Kendi elektriğini kendin üret

Ev ya da işyerinizin elektriğini kendiniz üretmek isterseniz, ihtiyacınız olan tek şey rüzgar ve güneş... Bir de hazırlanan enerji kanununun yönetmeliğinin bir an önce yazılması...

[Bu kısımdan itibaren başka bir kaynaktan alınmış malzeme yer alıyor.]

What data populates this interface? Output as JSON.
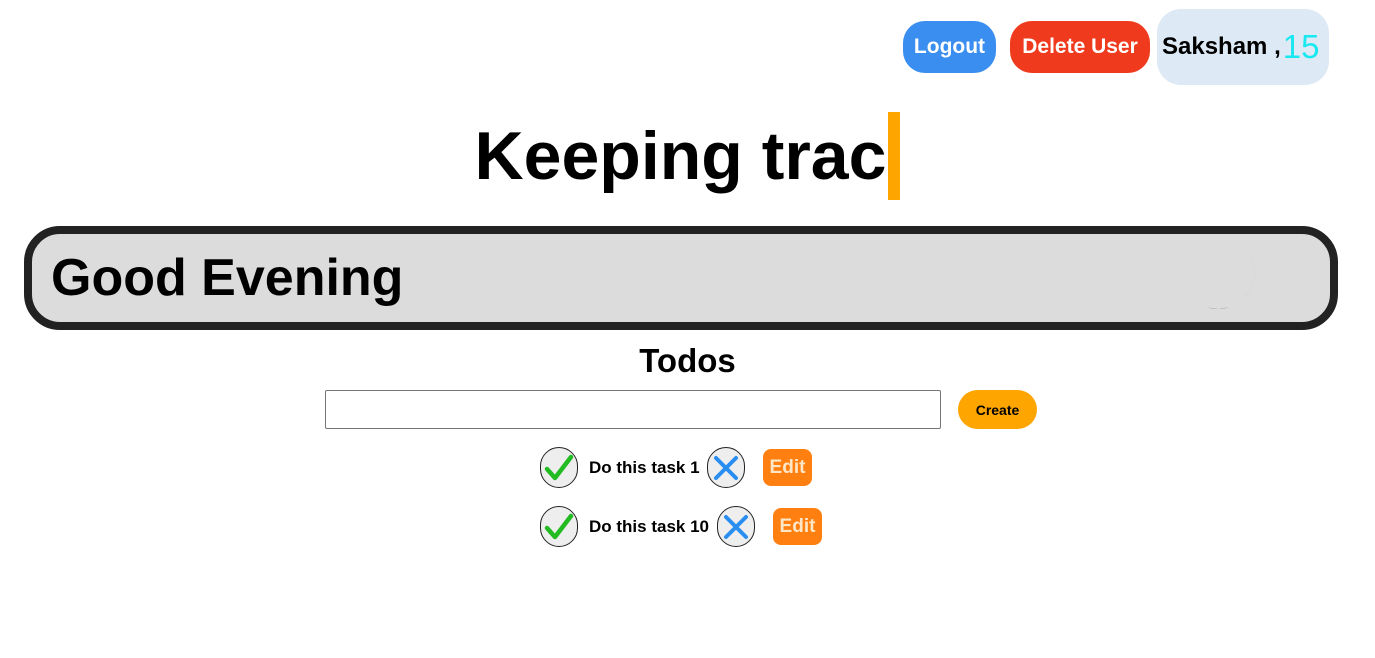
{
  "header": {
    "logout_label": "Logout",
    "delete_user_label": "Delete User",
    "user_name": "Saksham ,",
    "user_age": "15"
  },
  "hero": {
    "typewriter_text": "Keeping trac"
  },
  "greeting": {
    "text": "Good Evening",
    "icon": "moon-icon"
  },
  "todos": {
    "title": "Todos",
    "input_value": "",
    "create_label": "Create",
    "items": [
      {
        "text": "Do this task 1",
        "edit_label": "Edit"
      },
      {
        "text": "Do this task 10",
        "edit_label": "Edit"
      }
    ]
  },
  "colors": {
    "logout": "#3a8ef0",
    "delete": "#f03a1e",
    "accent": "#ffa500",
    "edit": "#ff8010",
    "age": "#18e8f0"
  }
}
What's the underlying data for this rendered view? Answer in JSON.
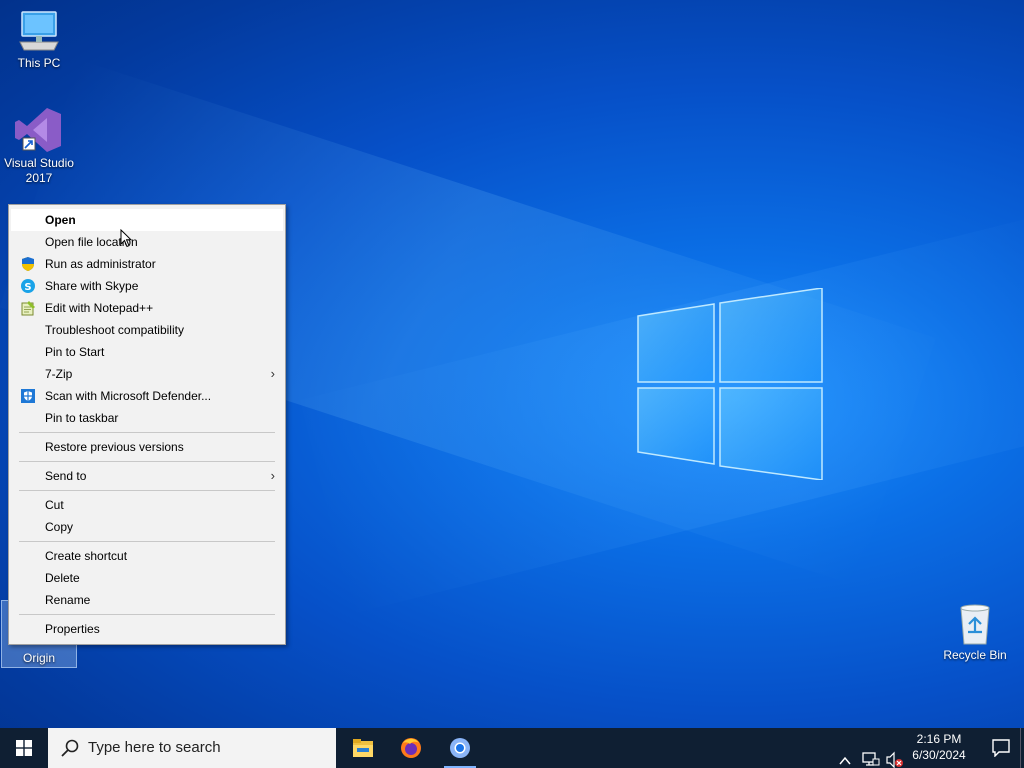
{
  "desktop": {
    "icons": {
      "this_pc": "This PC",
      "visual_studio_line1": "Visual Studio",
      "visual_studio_line2": "2017",
      "origin": "Origin",
      "recycle_bin": "Recycle Bin"
    }
  },
  "context_menu": {
    "items": [
      {
        "label": "Open",
        "icon": null
      },
      {
        "label": "Open file location",
        "icon": null
      },
      {
        "label": "Run as administrator",
        "icon": "shield-icon"
      },
      {
        "label": "Share with Skype",
        "icon": "skype-icon"
      },
      {
        "label": "Edit with Notepad++",
        "icon": "notepad-plus-plus-icon"
      },
      {
        "label": "Troubleshoot compatibility",
        "icon": null
      },
      {
        "label": "Pin to Start",
        "icon": null
      },
      {
        "label": "7-Zip",
        "icon": null,
        "submenu": true
      },
      {
        "label": "Scan with Microsoft Defender...",
        "icon": "defender-icon"
      },
      {
        "label": "Pin to taskbar",
        "icon": null
      },
      {
        "label": "Restore previous versions",
        "icon": null
      },
      {
        "label": "Send to",
        "icon": null,
        "submenu": true
      },
      {
        "label": "Cut",
        "icon": null
      },
      {
        "label": "Copy",
        "icon": null
      },
      {
        "label": "Create shortcut",
        "icon": null
      },
      {
        "label": "Delete",
        "icon": null
      },
      {
        "label": "Rename",
        "icon": null
      },
      {
        "label": "Properties",
        "icon": null
      }
    ],
    "submenu_arrow": "›"
  },
  "taskbar": {
    "search_placeholder": "Type here to search",
    "apps": [
      "file-explorer-icon",
      "firefox-icon",
      "chrome-icon"
    ],
    "tray": {
      "time": "2:16 PM",
      "date": "6/30/2024"
    }
  },
  "colors": {
    "taskbar_bg": "#0f1f33",
    "menu_bg": "#f2f2f2",
    "desktop_accent": "#0b6fe6"
  }
}
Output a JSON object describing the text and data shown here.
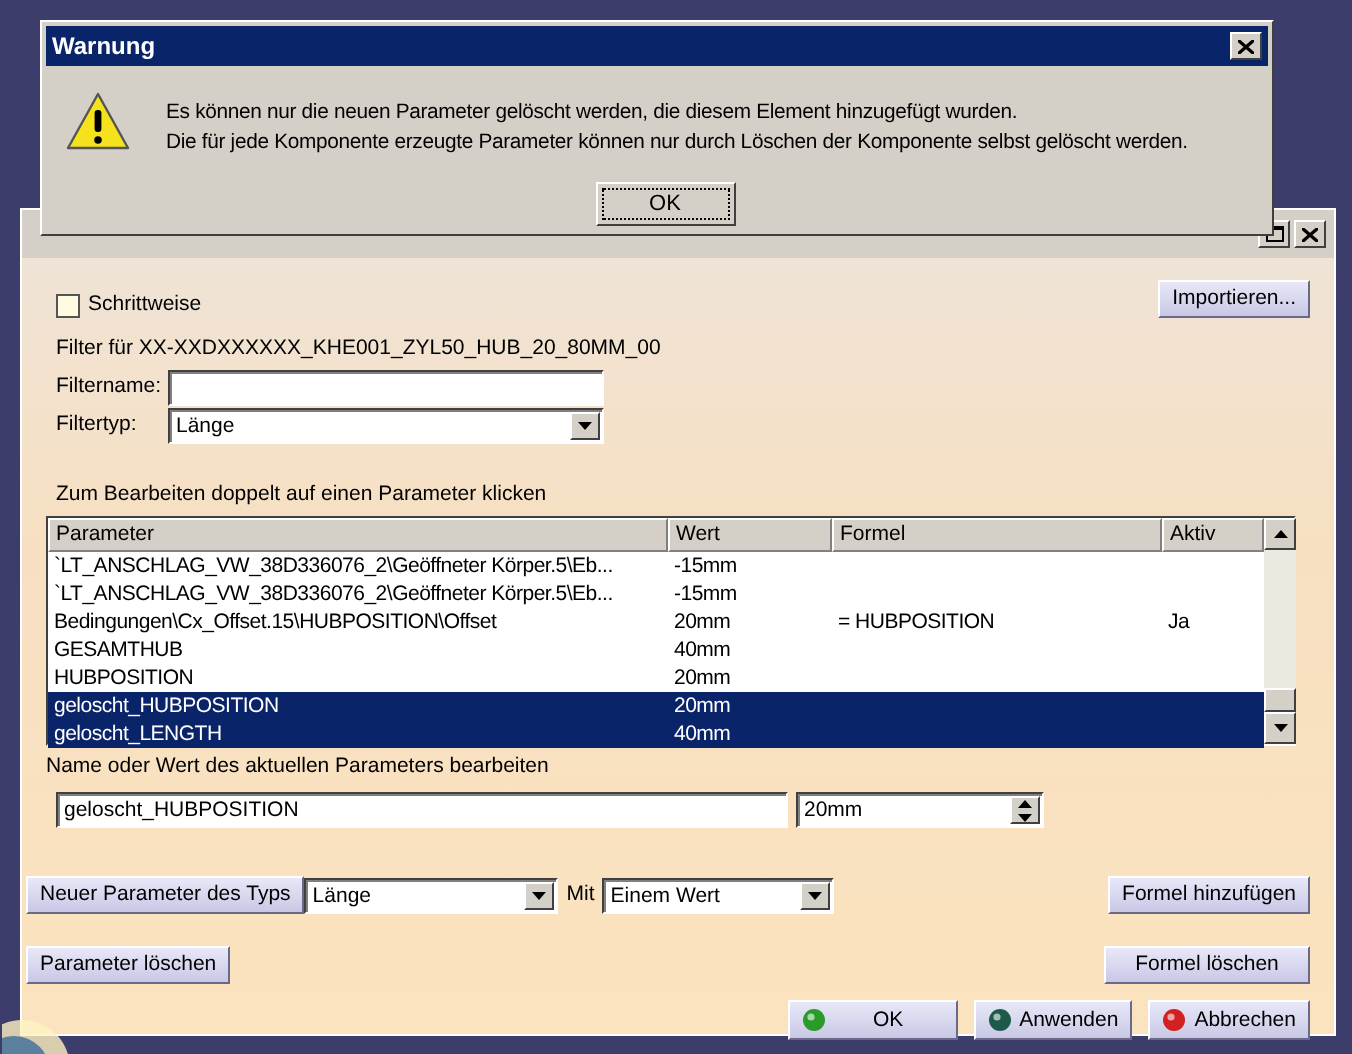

“ISSIZ bir adaya giderken yanınıza alacağınız üç şeyden biri nedir?” sorusuna artık “Güneş panelim,” yanıtını verenlerin sayısı artıyor. Nasıl artmasın ki… Önce domates ve biberle başlayan ‘kendi yiyeceğini kendin üret’ modası, şimdi de ‘kendi enerjini kendin üret’ şeklinde gelişim gösteriyor. Rüzgarı ve güneşi bol ülkemizde de bunu gerçekleştirmek hiç zor değil. Üstelik sonuç hem ekonomik hem de çevreci… Almanya, Japonya, Çin gibi ülkelerde kullanım oranı çok yüksek. Bizde ise yeni ama hızlı adımlarla ilerliyor. Büyük kuruluşlar, fabrikaların yanı sıra şahıslar da artık doğal yollarla elektrik üretimi konusunda bilinçlenmeye başladı. Artık Türkiye’nin her yerinde rüzgar türbinleri ve güneş panelleri görülüyor. Fakat hem uygulayıcı şirketler hem de kullananlar için tek sorun, Enerji Bakanlığı’nın çıkardığı yasa için henüz bir yönetmeliğin yazılmamış olması. Bakanlık alternatif enerji üreten elektrik ekipmanlarının kullanımı açısından halkı teşvik etmek için kanun çıkarttı ama yönetmelik yazılmadığı için uygulamada sorunlar yaşanıyor. Türkiye’de pek çok ilde rüzgar türbinleri ve güneş panelleri kullanılıyor. Elektrikte küçük bir sistem 1300 dolardan başlıyor, 55 bin dolar ve üzerine kadar devam ediyor. Güneş enerjisi ise 100 avrodan başlıyor, kuracağınız sisteme göre değişiyor. Güneş enerjisi sistemini kurmak, rüzgara göre daha pahalı.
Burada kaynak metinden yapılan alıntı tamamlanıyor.